I may be the only news reporter who has pulled the Gatehouse report; I’m not seeing any reporting on it. The consultants’ report is more sanitized than the DoJ report, probably because the folks who commissioned it didn’t want the obvious institutional abuses published where I can see it.
But it’s still bad.
In 2014, the Department of Corrections employed 6,383 correctional officers.
In 2024, it employs 2,776.
The system contains slightly fewer prisoners now then it did in 2014, a 4 percent decrease to about 49,000 inmates. Staffing for COs is down 56 percent over the same period.

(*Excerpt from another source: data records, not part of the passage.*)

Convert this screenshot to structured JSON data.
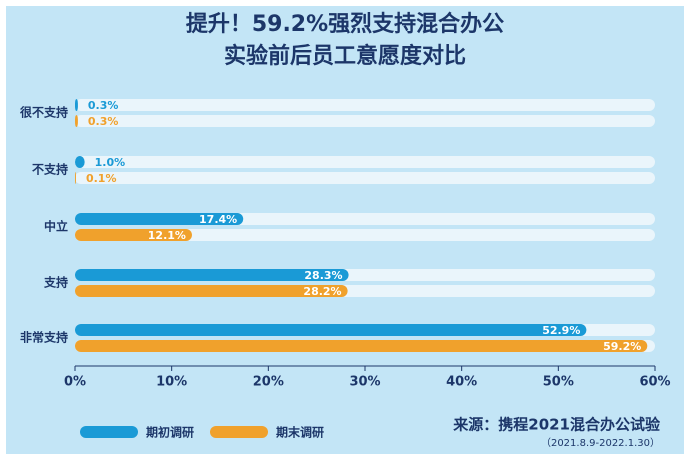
{
  "chart_data": {
    "type": "bar",
    "orientation": "horizontal",
    "title": "提升！59.2%强烈支持混合办公",
    "subtitle": "实验前后员工意愿度对比",
    "categories": [
      "很不支持",
      "不支持",
      "中立",
      "支持",
      "非常支持"
    ],
    "series": [
      {
        "name": "期初调研",
        "color": "#1a9ad6",
        "values": [
          0.3,
          1.0,
          17.4,
          28.3,
          52.9
        ],
        "value_labels": [
          "0.3%",
          "1.0%",
          "17.4%",
          "28.3%",
          "52.9%"
        ]
      },
      {
        "name": "期末调研",
        "color": "#f0a12c",
        "values": [
          0.3,
          0.1,
          12.1,
          28.2,
          59.2
        ],
        "value_labels": [
          "0.3%",
          "0.1%",
          "12.1%",
          "28.2%",
          "59.2%"
        ]
      }
    ],
    "xlim": [
      0,
      60
    ],
    "xticks": [
      {
        "value": 0,
        "label": "0%"
      },
      {
        "value": 10,
        "label": "10%"
      },
      {
        "value": 20,
        "label": "20%"
      },
      {
        "value": 30,
        "label": "30%"
      },
      {
        "value": 40,
        "label": "40%"
      },
      {
        "value": 50,
        "label": "50%"
      },
      {
        "value": 60,
        "label": "60%"
      }
    ],
    "source": "来源：携程2021混合办公试验",
    "source_note": "（2021.8.9-2022.1.30）"
  }
}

The Guidehouse team observations are tamer versions of those made by federal investigators, who detailed a litany of violence abetted by ludicrously low staffing levels. The federal report gives a sense of the scale of the dysfunction with its description of one incident:
"Shortly after DOJ’s visit to Ware, we learned that another man we had interviewed there had died days later. On June 29, 2022, in an interview at Ware State Prison, an incarcerated person reported that he had gone almost a year without a mattress. That week, he was blocked from going to the bathroom by another incarcerated person, who chased him with a broom and a rock. He defecated in his pants. He described experiencing post-traumatic stress disorder, said that GDC was worse than his time seeing combat in the military, and explained that drugs are easy to acquire in the facility. Four days after the interview, he died from a drug overdose. On July 3, 2022, incarcerated persons at Ware found him slumped over a second-floor cell block railing. He was left there for several hours because there were no officers in the control center and staff failed to come to the building. Video shot by incarcerated people on a contraband cellphone showed this man’s apparently unconscious body draped over an upper-tier railing for an extended period of time. In the video, the individual holding the camera says, “we have an inmate here that is dead … for the past two-and-a-half hours. It’s crazy. This is crazy.” The victim’s cause of death was acute methamphetamine toxicity.”

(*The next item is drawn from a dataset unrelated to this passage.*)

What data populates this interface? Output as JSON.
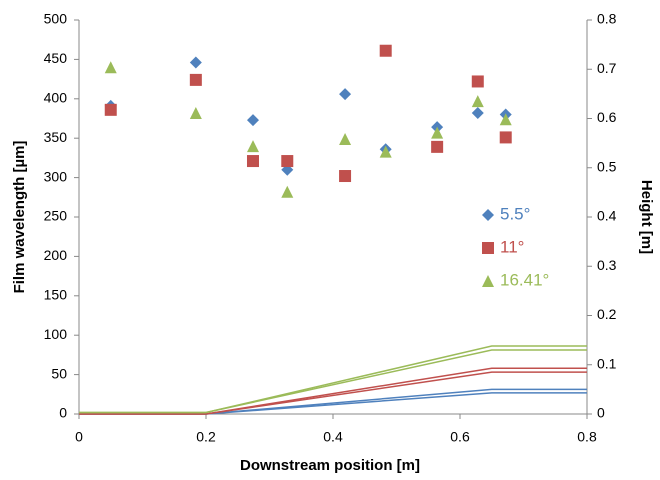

According to the Guidehouse report, the most serious staffing shortages are also at the prisons with the highest security, containing the highest proportion of inmates in “security threat groups” — a term encompassing gang members — and requiring close supervision. A higher proportion of inmates today serve time on serious charges involving violence and are not eligible for sentence reductions for good conduct or completing education and training.
Telfair State Prison, with 1,407 prisoners and in the highest security classification, is authorized 153 correctional officers. It has 33. That’s a staffing rate of of 21.6 percent. Put another way, there are 42 prisoners for every guard.